From: Moorich2@aol.com
Date: 24 Dec 2003

In a message dated 12/24/03 4:01:57 AM Eastern Standard Time, owner-rara-avis@icomm.ca writes:

<< Date: Tue, 23 Dec 2003 21:39:27 -0500 (EST)
 From: DJ-Anonyme@webtv.net (Mark Sullivan)
 Subject: RARA-AVIS: short stories vs. novella
 Didn't you recently say you thought the novella was the perfect length?
 Well, the Utne Indie Culture 2004 agrees with you. Under Literary
 Genres in the Overrated/Underrated article, they list the short story as
 overrated and the novella as underrated.

I'm not certain what the Utne Indie Culture 2004 actually is. When I first read this I wondered how the culture of the Utne Indian tribe came to be so interested in mystery stories but I then realized I was plus or minus a few letters and it had to be something else. Still, I will take agreement where I can find it in this strife-prone world.
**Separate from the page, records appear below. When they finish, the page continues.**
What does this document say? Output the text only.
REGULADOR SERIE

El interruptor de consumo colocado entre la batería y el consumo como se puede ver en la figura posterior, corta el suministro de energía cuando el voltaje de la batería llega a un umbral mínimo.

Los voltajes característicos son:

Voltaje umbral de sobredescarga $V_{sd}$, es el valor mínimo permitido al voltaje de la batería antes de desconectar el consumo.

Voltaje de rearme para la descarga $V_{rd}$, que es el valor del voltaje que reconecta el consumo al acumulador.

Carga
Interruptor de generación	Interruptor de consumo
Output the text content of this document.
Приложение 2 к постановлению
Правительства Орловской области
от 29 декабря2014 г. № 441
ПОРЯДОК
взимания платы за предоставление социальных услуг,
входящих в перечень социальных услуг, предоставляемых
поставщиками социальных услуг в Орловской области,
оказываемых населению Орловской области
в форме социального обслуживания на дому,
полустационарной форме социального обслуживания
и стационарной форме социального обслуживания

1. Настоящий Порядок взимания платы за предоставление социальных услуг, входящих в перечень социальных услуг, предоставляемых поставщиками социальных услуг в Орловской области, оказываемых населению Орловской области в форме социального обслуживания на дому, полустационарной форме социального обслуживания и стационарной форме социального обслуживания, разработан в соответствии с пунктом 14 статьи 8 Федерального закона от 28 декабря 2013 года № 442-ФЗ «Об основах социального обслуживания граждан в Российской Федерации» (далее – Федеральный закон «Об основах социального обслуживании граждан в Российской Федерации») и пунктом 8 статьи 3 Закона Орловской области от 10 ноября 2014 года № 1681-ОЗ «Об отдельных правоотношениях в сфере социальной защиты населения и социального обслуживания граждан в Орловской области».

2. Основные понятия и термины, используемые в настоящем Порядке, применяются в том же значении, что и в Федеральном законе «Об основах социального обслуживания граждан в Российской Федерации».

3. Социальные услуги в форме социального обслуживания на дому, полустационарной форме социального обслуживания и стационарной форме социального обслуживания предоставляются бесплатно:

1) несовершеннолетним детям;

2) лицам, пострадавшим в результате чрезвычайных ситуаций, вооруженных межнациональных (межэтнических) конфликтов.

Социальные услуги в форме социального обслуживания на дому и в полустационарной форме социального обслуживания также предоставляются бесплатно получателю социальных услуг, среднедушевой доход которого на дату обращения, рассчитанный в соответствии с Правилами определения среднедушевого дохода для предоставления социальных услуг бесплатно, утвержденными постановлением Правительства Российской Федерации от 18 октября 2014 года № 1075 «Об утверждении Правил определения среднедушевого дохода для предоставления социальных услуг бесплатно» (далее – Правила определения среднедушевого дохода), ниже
The classic novella, or short novel. would be 20,000 to 25,000 words. I think anything over 15,000 is getting close enough to count and am quite willing to go another 5,000 words on the upper end as well.

What I like is there is enough room to explore the characters while still maintaining a good pace and a tight plot. So many novels simply add another red herring or two to pad the length. Or they add a fight or two for the PI purely to pad the length.

Into the 1950s there were magazine markets for 20,000 to 25,000 word stories.
 I think some of the best Nero Wolfe stories were that length. Off the top of my head I think there were two or three Michael Shayne stories in the pre-ghost Brett Halliday 1940s. Check out "Dead Man's Diary" and "A Taste for Cognac." I think the last regular market for the mystery novella was Ellery Queen's Mystery Magazine in the mid-1960s. The magazine printed them before and even now will run a longer story once in a great while. But in the 1965-66 period each and every issue included a short novel. My memory is that EQ (most likely Fred Dannay) some where or other sang the praises of the short novel as an excellent length for the mystery story. If I one day track down the quote I will post it here.